Medical Ethics Serve to Protect People — November 1, 2001
Good research and clinical practice share at least one common element: They are conducted in an ethical manner, with careful planning and procedures to protect trial participants, clients, and patients.
Providers of contraceptives or other reproductive health products and services should be confident that those products and services have been proven to be safe and effective through trials that were reliable, accurate, and had the welfare of the user as the ultimate goal, according to the current issue of Network, a health bulletin published by Family Health International (FHI).
"The basic principles of sound medical ethics have evolved over time to fulfill an essential need, and that is to protect people," says Dr. Roberto Rivera, director of FHI's Office of International Research Ethics. "These principles protect people who volunteer to take part in medical and behavioral research — both quantitative and qualitative studies.

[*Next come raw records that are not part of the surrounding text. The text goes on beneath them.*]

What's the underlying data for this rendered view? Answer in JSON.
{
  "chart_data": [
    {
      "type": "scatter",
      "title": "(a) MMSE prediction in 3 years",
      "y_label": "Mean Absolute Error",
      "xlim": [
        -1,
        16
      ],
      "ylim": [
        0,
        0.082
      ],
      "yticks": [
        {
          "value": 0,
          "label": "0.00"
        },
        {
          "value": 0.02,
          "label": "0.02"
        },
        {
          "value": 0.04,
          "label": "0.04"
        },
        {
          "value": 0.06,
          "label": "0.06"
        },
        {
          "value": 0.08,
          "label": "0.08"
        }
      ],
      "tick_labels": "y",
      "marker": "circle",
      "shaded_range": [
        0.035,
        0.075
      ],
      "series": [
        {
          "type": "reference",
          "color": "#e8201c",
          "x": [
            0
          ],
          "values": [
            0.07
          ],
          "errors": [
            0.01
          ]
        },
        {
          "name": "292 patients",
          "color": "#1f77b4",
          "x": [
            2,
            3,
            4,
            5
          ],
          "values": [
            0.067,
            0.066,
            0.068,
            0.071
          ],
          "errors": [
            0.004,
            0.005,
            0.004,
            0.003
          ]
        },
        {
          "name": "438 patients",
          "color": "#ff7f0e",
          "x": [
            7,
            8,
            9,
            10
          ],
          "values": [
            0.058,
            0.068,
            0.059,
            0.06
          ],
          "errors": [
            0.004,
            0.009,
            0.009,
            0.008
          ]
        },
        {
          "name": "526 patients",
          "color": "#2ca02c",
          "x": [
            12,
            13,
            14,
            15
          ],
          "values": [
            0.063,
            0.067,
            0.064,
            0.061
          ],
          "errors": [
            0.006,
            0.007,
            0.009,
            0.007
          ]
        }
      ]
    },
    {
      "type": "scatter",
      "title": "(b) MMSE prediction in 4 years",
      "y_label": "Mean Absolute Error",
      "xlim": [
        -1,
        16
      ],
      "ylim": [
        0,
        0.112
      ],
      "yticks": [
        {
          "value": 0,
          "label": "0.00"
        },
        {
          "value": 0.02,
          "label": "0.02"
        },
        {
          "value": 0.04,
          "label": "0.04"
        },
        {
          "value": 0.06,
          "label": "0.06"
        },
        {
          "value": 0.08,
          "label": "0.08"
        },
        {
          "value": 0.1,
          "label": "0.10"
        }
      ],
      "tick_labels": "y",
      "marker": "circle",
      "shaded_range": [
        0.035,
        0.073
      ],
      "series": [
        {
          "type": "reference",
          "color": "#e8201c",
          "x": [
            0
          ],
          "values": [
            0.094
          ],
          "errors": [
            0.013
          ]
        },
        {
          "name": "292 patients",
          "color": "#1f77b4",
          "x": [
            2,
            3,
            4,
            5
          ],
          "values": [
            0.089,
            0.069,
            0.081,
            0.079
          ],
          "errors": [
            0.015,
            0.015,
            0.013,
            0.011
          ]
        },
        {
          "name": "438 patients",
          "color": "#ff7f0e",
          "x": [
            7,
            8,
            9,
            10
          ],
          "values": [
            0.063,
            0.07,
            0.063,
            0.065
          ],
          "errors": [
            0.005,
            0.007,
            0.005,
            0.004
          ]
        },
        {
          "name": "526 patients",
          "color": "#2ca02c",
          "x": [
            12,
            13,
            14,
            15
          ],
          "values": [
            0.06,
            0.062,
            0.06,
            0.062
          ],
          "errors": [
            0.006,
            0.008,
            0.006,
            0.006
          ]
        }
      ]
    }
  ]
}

These basic principles shape the ethical safeguards for each study, but the specific protocols involved must come from close collaboration with several interested groups, especially from those who best represent the volunteers and who are members of the community where the research is conducted."
It is now widely accepted that any type of study involving humans must be carefully designed and monitored to protect the physical and psychological well-being of the participants. Guiding the protocols for any study should be three widely accepted ethical principles: respect (recognizing the right of each individual to make his or her own decisions), beneficence (maximizing possible benefits and minimizing possible harm) and justice (dealing fairly and equally with all concerned).
These three cornerstones of medical ethics should similarly guide the practices of providers of reproductive health services who struggle daily with ethical decisions that can have profound consequences for the well-being of their clients. Serving adolescents, HIV-positive clients, and women whose partners are violent or who oppose contraception are among the many ethical issues that reproductive health service providers routinely face.
For example, "many providers do not see adolescents as having the same rights as adults," says Dr. Cindy Waszak, an FHI senior scientist with expertise in adolescent reproductive health. "Providers may be reluctant to serve them without parental consent, even when policies spell out the right of adolescents to receive non-permanent contraception or treatment for sexually transmitted infections without such consent. Many providers either deny services to adolescents or fail to provide confidentiality because they sincerely worry that freely making contraceptive methods available to adolescents will encourage them to be sexually active, although research indicates that this is not the case."
In the case of HIV-positive clients, health care providers are not only bound by their profession to keep HIV status confidential, but should do so because the consequences to clients of disclosure may be severe. Nevertheless, some providers fail to keep such sensitive information confidential. Disclosure is sometimes due to carelessness. In other cases, providers may be concerned that the confidentiality afforded infected people may jeopardize the well-being of uninformed, healthy partners. "In general, however, if a client is not ready to disclose his or her HIV-status to anyone, there is little a provider can do except repeatedly discuss with the client when and how to disclose and to whom," says FHI's Dr. Eric van Praag, an FHI expert on HIV/AIDS care and support services.
Both clients and research participants have the basic human right to make fully informed and voluntary decisions about their reproductive health. Medical providers and research scientists are obligated to protect this right in two ways: through informed choice and informed consent. Informed choice means that each client receives information about methods and services, including their risks and benefits. This information allows a client to make a fully informed decision about whether to obtain or decline treatment or services; which contraceptive method, treatment, or service to select; and whether to seek and follow up on a referral. Informed consent is a more formal, legal process in which the individual is fully informed about and then consents to receive a method or service, or to participate in a research study.
New and emerging technologies
New and emerging technologies that involve reproductive health offer the promise of better care and services, and improved quality of life. However, new technology can often raise unanticipated ethical concerns, including the potential for abuse and misuse.
For example, throughout the world, ultrasound scans that can reveal the sex of a fetus are being used by some couples to abort unwanted female fetuses. Abortion is a controversial procedure even in countries where it is safe, legal, and widely available. When abortion is used for sex selection, the controversy intensifies. Other relatively new reproductive health technologies that are becoming more widely available and raise ethical concerns include new ways to achieve long-term or permanent contraception, treatments for people living with HIV/AIDS, and the use of in vitro fertilization.
Meanwhile, some emerging technologies are shaping health research policies in developed countries like the United States and could eventually affect public health services or policies in other countries. For instance, the current debate in the United States over allowing embryonic stem-cell research is closely linked to an ongoing worldwide debate about elective abortion and in vitro fertilization, since the specialized cells are removed from human embryos that are being destroyed for other reasons.
FHI is a nonprofit research organization based in the United States that seeks to improve reproductive health worldwide, with an emphasis on developing countries. Network is provided free to family planning providers and others worldwide.